We are facing a terrible pandemic, every day we count hundreds of deaths, millions of people are in serious economic difficulties, the billions of euros of the European plan are coming, and, in this situation, we’re talking about a government crisis. If we put ourselves in the shoes of an ordinary citizen, the madness of the political carousel borders on insanity.

But common sense—as the experience and history of our country are telling us—doesn’t always go hand in hand with politics. Especially with that which has the fate of the nation in its hands, and therefore greater responsibility for what might happen. Because the paradox is that the strongest anti-government drives don’t come from the opposition—which, as is its right, but also wearily, is constantly asking Conte to resign.

The attack comes from the forces within the majority. First of all because of the very strong turmoil among the M5S, and then because of the craving for center stage of the Renzian squad. With the PD unable to be a truly propulsive and balanced element, with elected leaders who (starting with the group leaders of its deputies and senators), instead of calming the waters, are pushing towards a final showdown. Meanwhile, Liberi e Uguali can’t play the role of offering balance, as it doesn’t have the strength of numbers on its side.

Words such as ‘balance’ and ‘wisdom’ can hardly apply to the Palazzo Chigi and its surroundings nowadays, where, instead of working and committing to the common good—given that Italy is in danger of sinking into the depths, and not only because of the pandemic—personal egos, prejudices and ideology seem to prevail.

However, in this mad merry-go-round, there is a political force that is more out of control and worrying than the others, and that is the Five Star Movement, riven by an implacable internal conflict. Those who are saying it are none other than the M5S ministers, who during these hours are trying to get the dissidents back among their ranks, insisting that there will be a “vote of confidence” for Conte’s government on Wednesday. It will be a vote on Conte himself, since it won’t be on giving the green light to the ESM but on the role of Italy in Europe.

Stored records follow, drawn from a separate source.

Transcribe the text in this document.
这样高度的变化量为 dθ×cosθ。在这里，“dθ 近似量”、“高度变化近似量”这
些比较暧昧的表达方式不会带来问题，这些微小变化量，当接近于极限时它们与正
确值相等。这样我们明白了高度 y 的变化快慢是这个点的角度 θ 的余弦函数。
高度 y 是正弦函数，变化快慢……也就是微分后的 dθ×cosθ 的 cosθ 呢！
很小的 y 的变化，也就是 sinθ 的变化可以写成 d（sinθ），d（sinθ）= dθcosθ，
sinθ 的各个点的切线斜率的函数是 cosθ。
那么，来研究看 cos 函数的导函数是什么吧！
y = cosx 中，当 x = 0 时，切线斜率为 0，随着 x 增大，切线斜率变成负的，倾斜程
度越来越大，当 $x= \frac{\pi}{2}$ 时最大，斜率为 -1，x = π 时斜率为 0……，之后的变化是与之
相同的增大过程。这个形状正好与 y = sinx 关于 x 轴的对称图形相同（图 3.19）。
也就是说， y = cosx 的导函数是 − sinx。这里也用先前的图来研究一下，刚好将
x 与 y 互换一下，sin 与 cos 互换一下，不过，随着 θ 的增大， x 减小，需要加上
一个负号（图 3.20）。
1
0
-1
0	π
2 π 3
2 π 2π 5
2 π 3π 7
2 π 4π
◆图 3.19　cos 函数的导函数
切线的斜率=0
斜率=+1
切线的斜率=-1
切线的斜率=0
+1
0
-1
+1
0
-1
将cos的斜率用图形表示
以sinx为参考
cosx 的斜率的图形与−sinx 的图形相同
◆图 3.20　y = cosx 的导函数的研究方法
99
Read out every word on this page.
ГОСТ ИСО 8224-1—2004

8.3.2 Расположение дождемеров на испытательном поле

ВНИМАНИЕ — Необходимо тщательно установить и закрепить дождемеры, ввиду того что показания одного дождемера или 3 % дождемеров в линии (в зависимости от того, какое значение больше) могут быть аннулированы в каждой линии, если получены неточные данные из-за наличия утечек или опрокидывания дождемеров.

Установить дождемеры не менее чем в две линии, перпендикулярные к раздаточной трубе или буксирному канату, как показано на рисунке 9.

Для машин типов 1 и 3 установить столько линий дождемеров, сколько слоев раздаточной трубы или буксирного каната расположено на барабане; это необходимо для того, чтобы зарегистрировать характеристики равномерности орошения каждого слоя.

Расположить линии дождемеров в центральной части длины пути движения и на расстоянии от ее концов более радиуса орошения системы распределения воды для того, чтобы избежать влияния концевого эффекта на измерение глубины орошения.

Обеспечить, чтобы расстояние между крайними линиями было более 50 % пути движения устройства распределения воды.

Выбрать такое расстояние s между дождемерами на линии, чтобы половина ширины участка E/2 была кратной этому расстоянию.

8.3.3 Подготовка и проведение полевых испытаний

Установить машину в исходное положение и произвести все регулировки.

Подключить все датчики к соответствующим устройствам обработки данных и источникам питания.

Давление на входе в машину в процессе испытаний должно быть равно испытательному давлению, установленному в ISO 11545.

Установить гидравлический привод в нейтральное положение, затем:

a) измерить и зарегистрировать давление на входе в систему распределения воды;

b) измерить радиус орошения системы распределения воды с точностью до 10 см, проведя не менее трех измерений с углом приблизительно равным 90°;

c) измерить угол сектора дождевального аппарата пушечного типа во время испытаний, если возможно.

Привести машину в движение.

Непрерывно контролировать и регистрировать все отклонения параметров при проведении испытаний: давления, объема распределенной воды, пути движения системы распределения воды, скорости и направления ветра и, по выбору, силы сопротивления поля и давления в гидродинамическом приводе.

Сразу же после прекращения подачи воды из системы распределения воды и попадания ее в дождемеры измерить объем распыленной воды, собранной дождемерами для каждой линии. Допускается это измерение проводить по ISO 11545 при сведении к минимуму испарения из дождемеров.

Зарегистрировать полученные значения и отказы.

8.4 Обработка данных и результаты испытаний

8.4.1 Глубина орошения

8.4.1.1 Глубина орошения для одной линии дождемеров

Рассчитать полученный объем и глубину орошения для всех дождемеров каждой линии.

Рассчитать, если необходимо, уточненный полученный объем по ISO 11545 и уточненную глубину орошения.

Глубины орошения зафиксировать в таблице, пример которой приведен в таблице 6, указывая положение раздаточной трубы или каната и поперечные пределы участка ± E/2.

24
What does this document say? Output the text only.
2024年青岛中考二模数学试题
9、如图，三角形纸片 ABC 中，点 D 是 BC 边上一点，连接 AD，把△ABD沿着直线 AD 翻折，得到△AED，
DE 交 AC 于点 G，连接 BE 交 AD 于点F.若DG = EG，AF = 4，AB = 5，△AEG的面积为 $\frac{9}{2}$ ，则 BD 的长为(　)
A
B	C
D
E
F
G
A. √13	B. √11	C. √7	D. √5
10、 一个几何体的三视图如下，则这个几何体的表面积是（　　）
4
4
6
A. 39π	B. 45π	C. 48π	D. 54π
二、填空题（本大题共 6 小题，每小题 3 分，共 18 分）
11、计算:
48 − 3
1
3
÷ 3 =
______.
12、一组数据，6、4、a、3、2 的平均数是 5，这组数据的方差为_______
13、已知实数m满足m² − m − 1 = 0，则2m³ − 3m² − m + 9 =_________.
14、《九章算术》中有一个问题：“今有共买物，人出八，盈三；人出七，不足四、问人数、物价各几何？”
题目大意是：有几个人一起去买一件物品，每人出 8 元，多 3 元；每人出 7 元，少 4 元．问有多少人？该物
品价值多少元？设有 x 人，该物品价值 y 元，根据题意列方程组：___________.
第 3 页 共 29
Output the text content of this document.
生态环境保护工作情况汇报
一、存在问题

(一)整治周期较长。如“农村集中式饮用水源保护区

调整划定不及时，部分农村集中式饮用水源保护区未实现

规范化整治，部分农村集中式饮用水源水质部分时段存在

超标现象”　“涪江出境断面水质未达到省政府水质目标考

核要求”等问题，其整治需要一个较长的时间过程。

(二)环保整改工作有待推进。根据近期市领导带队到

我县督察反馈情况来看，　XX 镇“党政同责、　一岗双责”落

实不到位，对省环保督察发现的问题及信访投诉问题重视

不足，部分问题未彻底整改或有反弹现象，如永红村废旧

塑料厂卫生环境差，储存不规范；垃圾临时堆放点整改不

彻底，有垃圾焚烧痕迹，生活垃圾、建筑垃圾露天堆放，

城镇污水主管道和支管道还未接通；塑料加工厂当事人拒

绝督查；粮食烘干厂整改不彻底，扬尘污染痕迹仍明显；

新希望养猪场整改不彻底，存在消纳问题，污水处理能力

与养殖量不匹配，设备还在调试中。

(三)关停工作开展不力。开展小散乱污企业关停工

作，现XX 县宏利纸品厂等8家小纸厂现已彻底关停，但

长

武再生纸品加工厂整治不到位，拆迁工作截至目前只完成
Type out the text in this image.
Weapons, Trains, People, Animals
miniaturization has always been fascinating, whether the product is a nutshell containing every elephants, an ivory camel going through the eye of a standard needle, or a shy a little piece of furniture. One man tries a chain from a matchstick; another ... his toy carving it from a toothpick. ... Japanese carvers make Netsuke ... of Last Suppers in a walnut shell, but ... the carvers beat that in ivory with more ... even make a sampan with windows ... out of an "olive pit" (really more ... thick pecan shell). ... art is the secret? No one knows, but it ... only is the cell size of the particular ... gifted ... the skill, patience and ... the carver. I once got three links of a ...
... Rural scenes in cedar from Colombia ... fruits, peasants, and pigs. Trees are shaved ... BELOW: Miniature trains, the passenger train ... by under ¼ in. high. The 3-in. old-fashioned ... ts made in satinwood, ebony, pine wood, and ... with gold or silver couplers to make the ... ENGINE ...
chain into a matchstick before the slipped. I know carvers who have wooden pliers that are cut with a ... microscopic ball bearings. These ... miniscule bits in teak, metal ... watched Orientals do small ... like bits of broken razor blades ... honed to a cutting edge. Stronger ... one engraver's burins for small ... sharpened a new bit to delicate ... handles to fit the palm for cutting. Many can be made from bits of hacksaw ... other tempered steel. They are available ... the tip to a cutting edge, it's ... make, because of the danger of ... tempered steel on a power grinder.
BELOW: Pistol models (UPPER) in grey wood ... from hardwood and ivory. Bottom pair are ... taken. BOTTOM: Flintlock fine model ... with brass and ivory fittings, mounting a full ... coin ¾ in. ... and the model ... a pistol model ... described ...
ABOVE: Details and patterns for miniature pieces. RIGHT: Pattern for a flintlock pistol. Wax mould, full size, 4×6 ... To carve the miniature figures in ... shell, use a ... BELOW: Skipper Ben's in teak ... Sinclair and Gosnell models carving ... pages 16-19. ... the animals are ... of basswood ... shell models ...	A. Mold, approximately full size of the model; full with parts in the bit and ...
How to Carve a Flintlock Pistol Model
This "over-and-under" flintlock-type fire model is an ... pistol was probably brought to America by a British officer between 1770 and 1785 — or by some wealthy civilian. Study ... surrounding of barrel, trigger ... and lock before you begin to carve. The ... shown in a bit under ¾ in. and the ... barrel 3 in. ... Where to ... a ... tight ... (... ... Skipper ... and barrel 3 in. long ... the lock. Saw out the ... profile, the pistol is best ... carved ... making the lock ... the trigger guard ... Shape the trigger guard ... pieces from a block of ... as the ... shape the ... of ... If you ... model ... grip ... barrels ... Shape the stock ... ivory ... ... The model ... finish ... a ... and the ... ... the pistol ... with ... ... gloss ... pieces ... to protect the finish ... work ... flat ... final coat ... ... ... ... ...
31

The fact that the party is on the threshold of fracture, which might go all the way to a split, makes it a loose cannon that is difficult to handle. Because among the dissidents, there are parliamentarians who don’t even remotely feel like they belong to the democratic front. They are close to the Lega, they have only bitterly accepted the agreement with the Democratic Party, they are cheering for Trump who is yelling against alleged election fraud denied even by his Republican friends, they think that Italy is at risk of invasion from immigrants. How can you bring these elements back into a space of international solidarity, of pro-European sharing, of the fight against social injustice? They are a loose cannon on deck.

On the other hand, Renzi is restless. He feels imprisoned in an alliance that offers him little space, and he thinks that his little party has no future inside of this political “fence.” And thus, he is aiming at the weak spot, knowing that he has many of his former partners ready to shore him up within the PD. Zingaretti is incapable, or not strong enough, to act decisively against the agitprop of his party. More likely than the reconstruction of a left-wing party via Zoom, or than a progressive wide field, a nice scenario of another Renzi-Berlusconi alliance might be around the corner.

In this situation, Conte is risking a lot. And his greatest share of responsibility concerns precisely what Landini has reproached him for: that is to say, the lack of sharing of information with the social partners (as Landini points out) and—we wish to add—with parliamentarians and his own ministers on the reconstruction plan and on the ordered structure for the development of the Recovery Fund.

Practically half the government is in quarantine, but there is a risk that the viral contagion is being mirrored by the metaphorical one that is affecting his governance. Even as he tries to dampen tensions, to calm the climate, he knows he has a rough and narrow path ahead and that a misstep could be fatal. His only strength, paradoxically, is the fear of the crisis itself—which would have disastrous consequences at this moment. Italy’s credibility would vanish at a glance, making it very difficult to shorten the timescale for the allocation of European funds.

Not to mention the political consequences of an early vote: the opposition would win hands down, and Italy would be handed over to Salvini, Meloni and Berlusconi, the worst right wing in the history of the Republic. In the end, the question must be asked: do the M5S, Italia Viva and the PD want to deliver the country into their hands?